St Vincent’s chief warns over public-private row
Group in stand-off with HSE over public hospital doctors’ work in private hospital
The A&E unit at St Vincent’s hospital in Dublin. Photograph: Matt Kavanagh
The St Vincent’s Healthcare Group has said if the publicly funded St Vincent’s University Hospital was unable to work in tandem with its adjacent private hospital, the position for dealing with patient demand would be “unmanageable”.
The group, which operates the publicly funded St Vincent’s University Hospital in Elm Park and St Michael’s Hospital in Dún Laoghaire, as well as St Vincent’s Private Hospital, is currently in dispute with the Health Service Executive over whether consultants employed in the public institutions on a type B contract can engage in practice in the private facility.
Since 2008, new hospital consultants have been appointed under either a category A contract, which allows them to work only in public hospitals, or on a type B contract, which permits limited private practice in public hospitals.
However, the St Vincent’s Healthcare Group told the HSE in correspondence earlier this month that its legal advice was that, as its private hospital was co-located with the public facility and operated by the same employer, its category B consultants could work in both institutions on its campus.
Last Wednesday, the HSE’s national director of human resources, Barry O’Brien, wrote to St Vincent’s Healthcare Group seeking full disclosure on a consultant-by-consultant basis regarding doctors with category B contracts who engaged in private practice in St Vincent’s Private Hospital.
He said that summary information provided earlier by the group identifying 95 consultants holding either standard or academic type B contracts was “insufficient”.
The issue of category B consultants in St Vincent’s University Hospital was raised by Fine Gael TD Simon Harris when senior figures from the St Vincent’s Healthcare Group appeared before the Oireachtas Committee of Public Accounts in January.
A number of other private hospitals in Dublin have contended that St Vincent’s Private Hospital enjoys an unfair advantage by being able to avail of the services of consultants with category B contracts employed in the public hospital. In correspondence to the HSE earlier this month, the group chief executive of the St Vincent’s Healthcare Group, Nicholas Jermyn, said the 554- bed St Vincent’s University Hospital and St Vincent’s Private Hospital with its 236 beds complemented each other.
Working in tandem
“The level of patients requiring treatment in the public hospital is reduced by the fact that many patients who have insurance are treated in St Vincent’s Private Hospital, as has been the case over the last 30 years.
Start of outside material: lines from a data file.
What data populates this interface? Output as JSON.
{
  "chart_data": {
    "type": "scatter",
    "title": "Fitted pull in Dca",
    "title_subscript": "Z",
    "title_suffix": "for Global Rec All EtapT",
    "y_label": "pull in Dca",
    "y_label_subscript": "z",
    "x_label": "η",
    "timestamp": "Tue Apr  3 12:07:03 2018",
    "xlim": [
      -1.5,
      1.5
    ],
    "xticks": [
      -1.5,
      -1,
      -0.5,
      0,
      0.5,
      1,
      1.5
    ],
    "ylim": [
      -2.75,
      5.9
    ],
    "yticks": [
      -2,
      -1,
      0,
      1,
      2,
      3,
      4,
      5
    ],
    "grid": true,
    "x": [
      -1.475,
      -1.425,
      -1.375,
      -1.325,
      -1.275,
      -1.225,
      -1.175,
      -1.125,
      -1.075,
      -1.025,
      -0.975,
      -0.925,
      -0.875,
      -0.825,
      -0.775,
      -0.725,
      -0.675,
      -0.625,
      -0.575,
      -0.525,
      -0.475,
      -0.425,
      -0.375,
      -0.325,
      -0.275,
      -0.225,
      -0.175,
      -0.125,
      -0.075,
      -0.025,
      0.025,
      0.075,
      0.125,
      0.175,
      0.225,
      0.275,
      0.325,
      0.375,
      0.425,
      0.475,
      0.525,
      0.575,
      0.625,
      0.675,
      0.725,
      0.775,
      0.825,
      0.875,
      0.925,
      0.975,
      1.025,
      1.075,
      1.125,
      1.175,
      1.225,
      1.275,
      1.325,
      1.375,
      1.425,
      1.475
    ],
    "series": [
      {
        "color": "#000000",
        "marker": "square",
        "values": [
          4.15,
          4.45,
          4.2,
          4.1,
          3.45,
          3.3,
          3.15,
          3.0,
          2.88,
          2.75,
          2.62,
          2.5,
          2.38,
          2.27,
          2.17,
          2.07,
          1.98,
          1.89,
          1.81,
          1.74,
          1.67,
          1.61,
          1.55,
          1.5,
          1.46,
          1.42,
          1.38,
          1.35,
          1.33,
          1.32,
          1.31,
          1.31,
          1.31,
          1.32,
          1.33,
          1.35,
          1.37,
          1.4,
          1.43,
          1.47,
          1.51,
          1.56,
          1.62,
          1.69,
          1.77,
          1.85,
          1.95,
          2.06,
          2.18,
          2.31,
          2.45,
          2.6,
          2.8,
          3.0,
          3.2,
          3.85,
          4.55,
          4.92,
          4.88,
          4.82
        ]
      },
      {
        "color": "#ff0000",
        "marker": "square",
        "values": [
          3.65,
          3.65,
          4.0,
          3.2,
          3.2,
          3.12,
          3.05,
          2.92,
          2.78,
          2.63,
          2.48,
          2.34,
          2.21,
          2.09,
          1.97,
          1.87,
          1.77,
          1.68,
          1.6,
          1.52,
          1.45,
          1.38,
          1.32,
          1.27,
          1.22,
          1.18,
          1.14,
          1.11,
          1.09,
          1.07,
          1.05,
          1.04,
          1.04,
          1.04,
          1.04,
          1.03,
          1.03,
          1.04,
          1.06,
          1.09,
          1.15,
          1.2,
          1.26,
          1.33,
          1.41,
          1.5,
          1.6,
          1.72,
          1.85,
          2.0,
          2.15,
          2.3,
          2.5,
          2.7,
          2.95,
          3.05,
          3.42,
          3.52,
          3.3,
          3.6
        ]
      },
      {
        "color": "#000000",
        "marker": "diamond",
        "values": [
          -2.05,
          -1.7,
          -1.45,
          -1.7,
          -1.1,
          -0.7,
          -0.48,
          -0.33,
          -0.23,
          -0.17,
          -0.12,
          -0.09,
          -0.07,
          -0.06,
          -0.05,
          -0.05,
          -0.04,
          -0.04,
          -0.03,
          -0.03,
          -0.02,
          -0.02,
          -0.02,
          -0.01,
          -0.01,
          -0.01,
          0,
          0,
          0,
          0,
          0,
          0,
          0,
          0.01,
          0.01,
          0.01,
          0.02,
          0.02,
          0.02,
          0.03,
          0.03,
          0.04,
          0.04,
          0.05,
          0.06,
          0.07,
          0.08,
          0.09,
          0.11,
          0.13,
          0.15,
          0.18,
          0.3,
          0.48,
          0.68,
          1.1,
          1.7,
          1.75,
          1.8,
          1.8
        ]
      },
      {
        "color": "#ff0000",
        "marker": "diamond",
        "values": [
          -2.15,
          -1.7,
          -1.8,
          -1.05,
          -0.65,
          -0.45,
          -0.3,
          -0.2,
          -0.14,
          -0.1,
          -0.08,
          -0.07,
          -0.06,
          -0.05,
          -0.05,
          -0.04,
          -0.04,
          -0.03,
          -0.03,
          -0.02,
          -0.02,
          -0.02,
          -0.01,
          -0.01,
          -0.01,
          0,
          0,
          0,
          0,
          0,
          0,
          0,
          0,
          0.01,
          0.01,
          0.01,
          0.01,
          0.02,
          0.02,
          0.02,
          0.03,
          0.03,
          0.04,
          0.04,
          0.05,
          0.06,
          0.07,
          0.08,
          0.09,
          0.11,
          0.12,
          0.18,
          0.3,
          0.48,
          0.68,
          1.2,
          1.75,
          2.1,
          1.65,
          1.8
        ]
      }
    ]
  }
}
“If we did not have a private hospital working in tandem, as part of the healthcare group, with the public hospital, St Vincent’s University Hospital would require substantially more beds to meet the needs of patients.”
Mr Jermyn said that since the closure of the emergency department at St Columcille’s Hospital in Loughlinstown last year, St Vincent’s University Hospital had been operating with between 40 and 90 beds over its complement.
“If St Vincent’s Private Hospital was not operating in tandem with St Vincent’s University Hospital, we believe the situation would be unmanageable and even further compromise the public hospital concerning its capacity to deal with patient demand.”
Mr Jermyn said that, at present, based on its current number of beds, the public hospital “cannot meet the demand for services and the gap between the hospital’s ability to provide services versus demand is growing”.